Il G7 italiano si chiude con un documento che affronta anche i temi dell'AI. Genericamente, come prevedibile, ma dando qualche linea guida.
Autore: Redazione ImpresaCity
L'AI può giocare un ruolo cruciale nello sviluppo sociale ed economico, ma solo se essa è sicura e affidabile. Assicurata questa premessa, le applicazioni e i servizi basati sull'Intelligenza Artificiale possono favorire in generale una Trasformazione Digitale che porti i benefici più attesi limitando al massimo i rischi collegati. Questi concetti sono espressi nelle prime righe del documento ufficiale del G7 sull'AI e più in generale sull'innovazione, documento di sintesi che come sempre in questi casi resta inevitabilmente sulle generali ma che dà, comunque, alcune indicazioni strategiche di rilievo.
La prima è che il problema della frammentazione delle norme legate all'utilizzo dell'AI è ben presente e viene indicato tra quelli da evitare. Obiettivo che si può raggiungere, spiega il G7, "cooperando attivamente" con tutte le parti interessate, sulla base in particolare delle indicazioni che sono venute dall'AI Seoul Summit e che verranno dall'UN Summit of the Future del 2024 e dall'AI Action Summit del 2025.
"Intendiamo intensificare - spiegano i firmatari del documento del G7 - gli sforzi per migliorare l'interoperabilità tra i nostri approcci di governance dell'AI, al fine di promuovere maggiore certezza, trasparenza e responsabilità, pur riconoscendo che gli approcci e gli strumenti politici possono variare tra i membri del G7. In questi sforzi adotteremo un approccio basato sul rischio, nel tentativo di promuovere l'innovazione e una crescita forte, inclusiva e sostenibile".
Per raggiungere questo obiettivo, l'idea è quella di avere più coordinamento nello sviluppo dei vari framework di governance e normativi e di condividere di più le future best practice. Questo dovrebbe avvenire anche grazie a una collaborazione più stretta tra i vari enti governativi che si occupano di AI, per arrivare tra l'altro ad approcci comuni alla gestione del rischio correlato con l'AI ed a standard internazionali condivisi per il suo sviluppo e la sua diffusione.
Sullo sfondo, in questo ambito, ci sono le indicazioni che lo scorso anno sono venute dallo Hiroshima AI Process.
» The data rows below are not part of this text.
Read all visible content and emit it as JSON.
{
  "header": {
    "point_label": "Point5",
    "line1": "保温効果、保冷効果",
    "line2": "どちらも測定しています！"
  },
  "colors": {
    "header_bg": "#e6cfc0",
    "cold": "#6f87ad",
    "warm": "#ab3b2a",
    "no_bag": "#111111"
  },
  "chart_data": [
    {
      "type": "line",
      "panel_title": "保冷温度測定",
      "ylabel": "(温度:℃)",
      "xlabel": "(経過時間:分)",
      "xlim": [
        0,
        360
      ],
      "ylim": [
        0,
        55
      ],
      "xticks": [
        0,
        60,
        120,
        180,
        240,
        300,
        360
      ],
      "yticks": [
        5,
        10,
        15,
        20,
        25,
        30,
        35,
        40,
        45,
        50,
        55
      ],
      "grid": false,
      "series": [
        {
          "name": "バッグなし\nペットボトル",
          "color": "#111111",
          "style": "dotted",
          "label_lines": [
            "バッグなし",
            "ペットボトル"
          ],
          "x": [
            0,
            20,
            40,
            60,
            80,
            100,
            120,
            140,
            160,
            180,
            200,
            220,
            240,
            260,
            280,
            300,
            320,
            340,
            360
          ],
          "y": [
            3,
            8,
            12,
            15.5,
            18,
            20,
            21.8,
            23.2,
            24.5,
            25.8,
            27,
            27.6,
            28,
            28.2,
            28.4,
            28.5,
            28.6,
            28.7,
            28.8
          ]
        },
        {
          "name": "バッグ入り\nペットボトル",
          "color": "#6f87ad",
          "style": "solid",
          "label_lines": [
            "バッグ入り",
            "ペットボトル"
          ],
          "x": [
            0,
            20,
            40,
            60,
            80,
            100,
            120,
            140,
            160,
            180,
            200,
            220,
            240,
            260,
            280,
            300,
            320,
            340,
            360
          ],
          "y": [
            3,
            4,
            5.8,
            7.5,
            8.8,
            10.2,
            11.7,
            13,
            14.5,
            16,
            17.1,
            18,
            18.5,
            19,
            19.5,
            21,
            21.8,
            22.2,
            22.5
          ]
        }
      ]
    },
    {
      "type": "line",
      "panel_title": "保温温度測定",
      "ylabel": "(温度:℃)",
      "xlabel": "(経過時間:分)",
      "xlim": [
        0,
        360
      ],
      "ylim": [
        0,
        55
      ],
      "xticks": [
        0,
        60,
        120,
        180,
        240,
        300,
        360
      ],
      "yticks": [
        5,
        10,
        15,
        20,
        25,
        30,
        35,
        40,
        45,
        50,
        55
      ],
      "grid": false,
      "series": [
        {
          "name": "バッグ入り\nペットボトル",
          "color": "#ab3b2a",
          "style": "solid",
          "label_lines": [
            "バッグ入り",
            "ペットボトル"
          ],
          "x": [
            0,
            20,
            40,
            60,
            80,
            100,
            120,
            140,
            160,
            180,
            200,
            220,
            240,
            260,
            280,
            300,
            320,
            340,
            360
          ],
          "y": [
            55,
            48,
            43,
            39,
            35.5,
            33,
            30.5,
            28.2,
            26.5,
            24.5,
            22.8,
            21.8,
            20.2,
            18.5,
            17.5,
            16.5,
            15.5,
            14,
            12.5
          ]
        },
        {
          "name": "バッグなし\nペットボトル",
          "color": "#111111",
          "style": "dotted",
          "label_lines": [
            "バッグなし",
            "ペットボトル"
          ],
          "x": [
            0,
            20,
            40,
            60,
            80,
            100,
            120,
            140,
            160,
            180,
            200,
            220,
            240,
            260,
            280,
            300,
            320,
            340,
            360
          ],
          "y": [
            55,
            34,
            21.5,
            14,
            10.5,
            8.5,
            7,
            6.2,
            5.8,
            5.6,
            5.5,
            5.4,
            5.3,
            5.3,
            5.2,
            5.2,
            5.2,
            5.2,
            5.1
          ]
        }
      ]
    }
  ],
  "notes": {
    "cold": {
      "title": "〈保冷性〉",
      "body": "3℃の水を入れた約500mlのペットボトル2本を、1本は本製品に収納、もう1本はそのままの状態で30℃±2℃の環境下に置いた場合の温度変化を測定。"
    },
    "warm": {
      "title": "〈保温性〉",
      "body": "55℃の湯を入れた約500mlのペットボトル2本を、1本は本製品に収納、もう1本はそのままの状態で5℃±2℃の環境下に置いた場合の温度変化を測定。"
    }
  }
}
Secondo cui le aziende che stanno sviluppando sistemi evoluti di AI dovrebbero farlo in maniera responsabile, un requisito che in sostanza viene soddisfatto aderendo ad un codice di condotta definito proprio dallo stesso Hiroshima AI Process.
Le aziende dovrebbero fare una sorta di "autodichiarazione" probante (ma per ora solo volontaria) sul rispetto di tale codice di condotta - le basi di questo sistema si definiranno probabilmente entro fine anno - e ricevere in cambio un "marchio di qualità" che le avvantaggi, idealmente, sul mercato.
Ben sapendo che l'AI avrà molti importanti impatti sul mondo del lavoro, il G7 punta a un "action plan" - che dovrà essere delineato dai Ministri del Lavoro dei Paesi membri - con cui definire "azioni concrete" per sfruttare appieno ma eticamente il potenziale dell'AI.
"Sottolineiamo la necessità di anticipare i futuri fabbisogni di competenze, di fornire opportunità di istruzione superiore e di dotare i lavoratori e i datori di lavoro delle capacità e delle competenze necessarie per progettare, adottare e lavorare con un'AI incentrata sull'uomo, sicura e affidabile", si spiega. Indicando però anche, e non troppo velatamente, che una parte importante dello sforzo per compensare qualsiasi skill gap ricadrà comunque sulle aziende.
Il documento del G7 sottolinea anche l'esistenza e la persistenza di una sorta di digital divide dell'AI. Tra le imprese - e qui si spinge la cooperazione del settore privato a favore delle PMI - ma anche tra le nazioni. E qui c'è da cercare un equilibrio non banale tra cooperazione internazionale e quelli che si definiscono "possibili problemi di concorrenza", a cui dovranno badare le varie Authority nazionali e internazionali. Ogni riferimento alla Cina è puramente casuale, ovviamente.